Spin pumping into quantum spin nematic states

TL;DR

This paper presents a theoretical analysis of spin pumping into spin-nematic states, revealing how interfacial exchange coupling affects Gilbert damping and how spin pumping depends on frequency, magnetic field, and interface type.

Contribution

It introduces a mean-field theoretical framework using Schwinger bosons to analyze spin pumping into spin-nematic states, highlighting the distinct roles of two Schwinger bosons.

Findings

Spin pumping is influenced by interfacial exchange coupling.

Two Schwinger bosons contribute differently to spin pumping.

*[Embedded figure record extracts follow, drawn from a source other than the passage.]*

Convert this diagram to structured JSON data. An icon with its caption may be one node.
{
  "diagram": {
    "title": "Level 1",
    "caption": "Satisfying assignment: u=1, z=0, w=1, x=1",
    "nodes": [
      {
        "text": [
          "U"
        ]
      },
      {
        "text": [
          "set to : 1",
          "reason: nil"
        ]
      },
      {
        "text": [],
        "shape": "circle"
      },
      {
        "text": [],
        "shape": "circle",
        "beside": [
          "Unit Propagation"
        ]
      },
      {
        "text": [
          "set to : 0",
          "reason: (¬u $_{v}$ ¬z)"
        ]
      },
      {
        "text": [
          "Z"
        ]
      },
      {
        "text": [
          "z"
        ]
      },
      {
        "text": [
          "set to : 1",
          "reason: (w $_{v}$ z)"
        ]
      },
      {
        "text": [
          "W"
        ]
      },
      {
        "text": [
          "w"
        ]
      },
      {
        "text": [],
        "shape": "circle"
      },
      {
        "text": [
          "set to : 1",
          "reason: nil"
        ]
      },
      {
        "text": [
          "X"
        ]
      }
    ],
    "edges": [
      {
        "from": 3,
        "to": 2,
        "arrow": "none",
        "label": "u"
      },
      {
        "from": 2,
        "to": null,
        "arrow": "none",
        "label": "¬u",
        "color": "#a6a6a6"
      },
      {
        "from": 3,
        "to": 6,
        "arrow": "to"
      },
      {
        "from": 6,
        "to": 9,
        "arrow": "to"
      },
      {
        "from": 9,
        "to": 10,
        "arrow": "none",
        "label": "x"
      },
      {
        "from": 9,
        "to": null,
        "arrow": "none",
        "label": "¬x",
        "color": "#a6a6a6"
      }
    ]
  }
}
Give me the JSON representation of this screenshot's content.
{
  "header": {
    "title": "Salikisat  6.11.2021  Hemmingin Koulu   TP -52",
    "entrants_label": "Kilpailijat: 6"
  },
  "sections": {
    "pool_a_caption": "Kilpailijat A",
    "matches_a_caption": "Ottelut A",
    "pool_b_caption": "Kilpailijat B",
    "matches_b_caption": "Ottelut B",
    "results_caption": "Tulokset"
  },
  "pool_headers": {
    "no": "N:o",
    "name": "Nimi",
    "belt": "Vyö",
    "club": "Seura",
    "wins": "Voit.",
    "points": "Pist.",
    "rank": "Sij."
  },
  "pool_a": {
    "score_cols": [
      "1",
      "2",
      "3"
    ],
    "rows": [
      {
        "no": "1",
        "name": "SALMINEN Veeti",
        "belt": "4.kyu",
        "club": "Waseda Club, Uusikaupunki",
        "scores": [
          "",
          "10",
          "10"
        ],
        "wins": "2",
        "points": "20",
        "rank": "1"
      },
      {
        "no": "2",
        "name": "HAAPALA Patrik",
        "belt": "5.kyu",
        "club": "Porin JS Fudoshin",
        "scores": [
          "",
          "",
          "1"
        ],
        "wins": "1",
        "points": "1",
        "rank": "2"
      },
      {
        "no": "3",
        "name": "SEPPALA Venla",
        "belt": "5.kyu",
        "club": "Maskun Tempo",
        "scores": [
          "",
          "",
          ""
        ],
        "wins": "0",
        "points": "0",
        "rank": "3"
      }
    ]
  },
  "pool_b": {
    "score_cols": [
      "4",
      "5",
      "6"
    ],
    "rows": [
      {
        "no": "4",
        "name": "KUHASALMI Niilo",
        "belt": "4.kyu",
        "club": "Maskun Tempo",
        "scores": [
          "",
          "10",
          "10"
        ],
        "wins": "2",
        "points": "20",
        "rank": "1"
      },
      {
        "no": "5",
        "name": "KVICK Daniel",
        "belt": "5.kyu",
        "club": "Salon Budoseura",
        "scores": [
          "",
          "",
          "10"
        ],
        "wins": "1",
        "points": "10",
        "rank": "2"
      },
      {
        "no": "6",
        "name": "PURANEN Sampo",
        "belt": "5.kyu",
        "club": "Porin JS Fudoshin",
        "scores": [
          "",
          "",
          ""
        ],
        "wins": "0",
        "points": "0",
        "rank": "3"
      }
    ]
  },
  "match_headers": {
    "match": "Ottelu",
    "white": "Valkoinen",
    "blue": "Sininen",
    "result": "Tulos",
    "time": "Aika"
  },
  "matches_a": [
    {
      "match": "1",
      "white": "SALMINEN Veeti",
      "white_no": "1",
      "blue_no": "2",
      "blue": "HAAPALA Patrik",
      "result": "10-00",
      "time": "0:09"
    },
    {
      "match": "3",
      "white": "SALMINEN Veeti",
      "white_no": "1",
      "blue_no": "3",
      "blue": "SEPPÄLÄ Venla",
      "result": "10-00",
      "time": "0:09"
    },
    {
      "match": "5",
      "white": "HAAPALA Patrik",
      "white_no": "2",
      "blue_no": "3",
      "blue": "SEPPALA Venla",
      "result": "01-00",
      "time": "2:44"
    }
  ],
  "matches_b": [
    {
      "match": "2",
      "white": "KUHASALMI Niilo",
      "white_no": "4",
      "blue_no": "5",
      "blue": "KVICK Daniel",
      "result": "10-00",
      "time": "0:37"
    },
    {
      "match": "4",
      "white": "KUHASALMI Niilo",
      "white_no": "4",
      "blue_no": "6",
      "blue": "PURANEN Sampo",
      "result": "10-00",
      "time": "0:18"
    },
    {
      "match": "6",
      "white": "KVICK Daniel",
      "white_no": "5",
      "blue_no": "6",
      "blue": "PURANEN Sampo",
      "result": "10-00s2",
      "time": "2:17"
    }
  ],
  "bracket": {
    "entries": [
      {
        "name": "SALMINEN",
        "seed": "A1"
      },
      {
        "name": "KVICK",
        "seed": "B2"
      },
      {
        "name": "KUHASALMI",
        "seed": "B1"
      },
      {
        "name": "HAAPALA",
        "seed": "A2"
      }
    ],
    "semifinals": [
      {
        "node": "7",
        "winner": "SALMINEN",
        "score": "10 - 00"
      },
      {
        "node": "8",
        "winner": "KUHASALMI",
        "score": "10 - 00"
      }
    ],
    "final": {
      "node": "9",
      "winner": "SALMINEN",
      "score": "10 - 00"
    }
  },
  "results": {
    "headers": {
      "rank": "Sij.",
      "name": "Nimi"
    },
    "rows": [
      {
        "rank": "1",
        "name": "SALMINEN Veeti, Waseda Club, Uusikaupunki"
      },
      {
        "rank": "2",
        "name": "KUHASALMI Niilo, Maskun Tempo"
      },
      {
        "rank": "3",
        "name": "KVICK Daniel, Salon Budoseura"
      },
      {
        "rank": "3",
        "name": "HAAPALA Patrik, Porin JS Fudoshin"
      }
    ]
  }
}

Spin pumping depends on resonant frequency, magnetic field, and interface type.

Abstract

We theoretically study spin pumping into a spin-nematic state in a junction system composed of a ferromagnetic insulator and a spin-nematic insulator, described by using the spin-1 bilinear-biquadratic model. We analyze an increase of the Gilbert damping in ferromagnetic resonance (FMR) due to an interfacial exchange coupling within a mean-field theory based on the Schwinger boson method. We find that the two Schwinger bosons contribute in distinct ways to spin pumping. We report a detailed dependence of the spin pumping on a resonant frequency, a magnetic field, and an interface type.